The increase in murders is “exactly why we made the changes to the police budget that we decided to make,” said Austin City Councilman Gregorio Casar, who successfully pushed this year for $150 million in cuts to the local police budget. “We need to change our budget to treat the economic and public health disaster that we’re dealing with.”[...]
THREE OTHER ARTICLES WORTH READING
- This Year Was A Disaster For The Planet, by Sarah Ruiz-Grossman. From record-breaking wildfires to devastating hurricanes, human-driven climate change keeps killing us.
- Betsy Wade changed journalism for women, at the Times and beyond, by Jan Benzel. If you’re a woman or a journalist or both, she changed yours, too.

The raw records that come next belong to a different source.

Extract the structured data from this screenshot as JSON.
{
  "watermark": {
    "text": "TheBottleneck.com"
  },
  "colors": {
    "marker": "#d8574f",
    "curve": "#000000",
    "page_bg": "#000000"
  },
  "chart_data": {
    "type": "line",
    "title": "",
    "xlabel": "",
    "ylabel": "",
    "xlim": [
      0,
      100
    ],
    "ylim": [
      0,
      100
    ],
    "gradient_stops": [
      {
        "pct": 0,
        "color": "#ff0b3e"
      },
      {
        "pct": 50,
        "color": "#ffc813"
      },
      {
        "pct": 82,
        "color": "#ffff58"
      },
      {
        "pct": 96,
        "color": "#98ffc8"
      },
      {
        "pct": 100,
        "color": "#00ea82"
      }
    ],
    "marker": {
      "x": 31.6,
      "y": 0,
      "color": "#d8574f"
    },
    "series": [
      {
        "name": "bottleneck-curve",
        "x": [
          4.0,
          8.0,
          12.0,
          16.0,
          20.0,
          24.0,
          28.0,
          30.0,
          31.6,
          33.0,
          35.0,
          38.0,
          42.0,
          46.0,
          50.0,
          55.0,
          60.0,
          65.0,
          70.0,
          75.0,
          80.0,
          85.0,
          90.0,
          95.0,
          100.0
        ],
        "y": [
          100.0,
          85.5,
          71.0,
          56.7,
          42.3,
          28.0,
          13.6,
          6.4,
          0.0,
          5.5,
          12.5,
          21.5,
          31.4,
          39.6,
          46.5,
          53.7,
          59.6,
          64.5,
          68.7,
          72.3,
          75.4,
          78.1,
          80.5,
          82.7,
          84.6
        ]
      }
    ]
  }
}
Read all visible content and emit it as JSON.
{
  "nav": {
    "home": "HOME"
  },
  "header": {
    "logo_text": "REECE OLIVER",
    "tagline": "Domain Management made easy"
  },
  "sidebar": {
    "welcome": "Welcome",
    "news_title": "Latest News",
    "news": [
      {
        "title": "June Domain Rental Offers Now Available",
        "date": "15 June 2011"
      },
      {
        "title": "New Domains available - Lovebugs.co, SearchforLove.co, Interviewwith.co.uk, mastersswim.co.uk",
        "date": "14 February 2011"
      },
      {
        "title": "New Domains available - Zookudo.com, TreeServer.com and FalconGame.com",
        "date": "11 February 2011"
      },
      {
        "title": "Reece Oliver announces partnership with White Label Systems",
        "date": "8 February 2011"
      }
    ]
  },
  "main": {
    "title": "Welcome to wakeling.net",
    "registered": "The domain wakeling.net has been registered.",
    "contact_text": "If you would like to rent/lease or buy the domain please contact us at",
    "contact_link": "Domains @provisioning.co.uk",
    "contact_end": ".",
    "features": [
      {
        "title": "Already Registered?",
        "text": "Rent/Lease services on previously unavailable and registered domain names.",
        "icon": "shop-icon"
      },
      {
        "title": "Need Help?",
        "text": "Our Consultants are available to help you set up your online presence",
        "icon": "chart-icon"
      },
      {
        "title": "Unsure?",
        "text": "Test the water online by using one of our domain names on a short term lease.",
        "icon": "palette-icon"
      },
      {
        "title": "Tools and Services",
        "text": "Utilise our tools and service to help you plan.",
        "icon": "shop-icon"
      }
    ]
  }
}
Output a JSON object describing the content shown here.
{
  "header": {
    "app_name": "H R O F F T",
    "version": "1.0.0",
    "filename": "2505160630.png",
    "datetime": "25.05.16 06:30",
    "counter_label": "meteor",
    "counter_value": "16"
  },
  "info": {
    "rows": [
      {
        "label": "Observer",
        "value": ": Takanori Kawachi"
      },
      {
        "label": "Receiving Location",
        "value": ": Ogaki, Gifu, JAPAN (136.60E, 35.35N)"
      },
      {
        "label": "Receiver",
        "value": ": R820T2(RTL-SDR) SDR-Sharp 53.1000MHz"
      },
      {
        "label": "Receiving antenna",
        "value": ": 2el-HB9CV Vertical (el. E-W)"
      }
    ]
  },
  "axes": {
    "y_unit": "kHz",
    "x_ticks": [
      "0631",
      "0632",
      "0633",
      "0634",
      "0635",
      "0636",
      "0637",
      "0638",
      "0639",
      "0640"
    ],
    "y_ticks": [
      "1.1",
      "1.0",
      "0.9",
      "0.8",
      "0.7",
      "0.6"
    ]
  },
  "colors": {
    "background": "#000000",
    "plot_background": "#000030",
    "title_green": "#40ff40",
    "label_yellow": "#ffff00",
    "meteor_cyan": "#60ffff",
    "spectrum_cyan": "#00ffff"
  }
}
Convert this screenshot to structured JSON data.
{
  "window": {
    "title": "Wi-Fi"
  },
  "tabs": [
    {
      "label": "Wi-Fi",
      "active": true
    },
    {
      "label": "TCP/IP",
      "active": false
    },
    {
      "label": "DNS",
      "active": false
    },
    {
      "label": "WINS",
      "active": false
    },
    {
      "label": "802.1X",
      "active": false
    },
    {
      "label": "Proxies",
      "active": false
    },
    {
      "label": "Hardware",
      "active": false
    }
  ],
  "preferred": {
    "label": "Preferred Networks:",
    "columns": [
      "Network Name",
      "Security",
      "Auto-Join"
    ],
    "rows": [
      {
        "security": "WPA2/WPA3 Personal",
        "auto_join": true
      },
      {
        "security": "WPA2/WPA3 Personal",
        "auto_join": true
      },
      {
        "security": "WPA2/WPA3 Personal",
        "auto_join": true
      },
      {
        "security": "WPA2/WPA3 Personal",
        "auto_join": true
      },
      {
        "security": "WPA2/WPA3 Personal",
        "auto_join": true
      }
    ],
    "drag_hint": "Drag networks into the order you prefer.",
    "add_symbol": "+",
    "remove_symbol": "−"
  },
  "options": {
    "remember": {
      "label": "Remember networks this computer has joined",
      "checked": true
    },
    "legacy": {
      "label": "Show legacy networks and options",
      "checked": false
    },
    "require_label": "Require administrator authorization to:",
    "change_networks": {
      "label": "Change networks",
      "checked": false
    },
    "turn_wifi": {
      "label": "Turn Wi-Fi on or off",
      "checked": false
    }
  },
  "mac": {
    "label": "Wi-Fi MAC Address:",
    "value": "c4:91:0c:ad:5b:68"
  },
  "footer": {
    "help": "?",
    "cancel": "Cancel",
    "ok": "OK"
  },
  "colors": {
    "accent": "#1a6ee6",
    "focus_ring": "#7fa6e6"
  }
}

- Trump says elections in Afghanistan were ‘more secure’ and ‘better run’ than in the US, which is plainly absurd, by Paul Szoldra. U.S. cybersecurity called ours the “most secure election in American history. The same could not be said of Afghanistan, where the presidential election on Sept. 28, 2019, saw only 2.2 million of 9.67 million registered Afghans vote amid Taliban threats of violence and attacks that resulted in dozens of security forces and civilians killed.
“By far the greatest danger of Artificial Intelligence is that people conclude too early that they understand it.” ~ Eliezer Yudkowsky, Rationality: From AI to Zombies (2015)
At Daily Kos on this date in 2012—Michigan Republicans brag about their hard work trampling democracy and cutting corporate taxes:
Michigan state House Republicans are bragging about all the great stuff they've accomplished over the past two years, and it makes for ... instructive reading. "The Michigan House Republicans kept their promises to the people of Michigan," they begin, "delivering results when the state was in crisis and staying true to the guiding principles they laid out shortly after being elected into the majority."
Those guiding principles include "lead responsibly in all our endeavors, making state government answerable to the public and respectful of its wishes." Yet the long list of things Michigan House Republicans are bragging about includes the anti-union law rammed through during the lame duck session over massive protest, and very much against the wishes of the public.
Other things Michigan Republicans are proud of include "provid[ing] better job security for Michigan's best teachers through nation-leading teacher tenure reform." That would be their doublespeak for ending the provision that firing or demoting a teacher require "reasonable and just cause," downgrading teacher job security to allow them to be fired for anything short of "arbitrary and capricious" reasons. In addition to making it easier for administrators to fire teachers for almost-arbitrary reasons, Michigan Republicans are proud to have "expand[ed] school choice and cyber school opportunities." Cyber schools are a big failure, with one study finding that just 30 percent of them meet minimum progress standards under No Child Left Behind, compared with 54.9 percent of regular schools.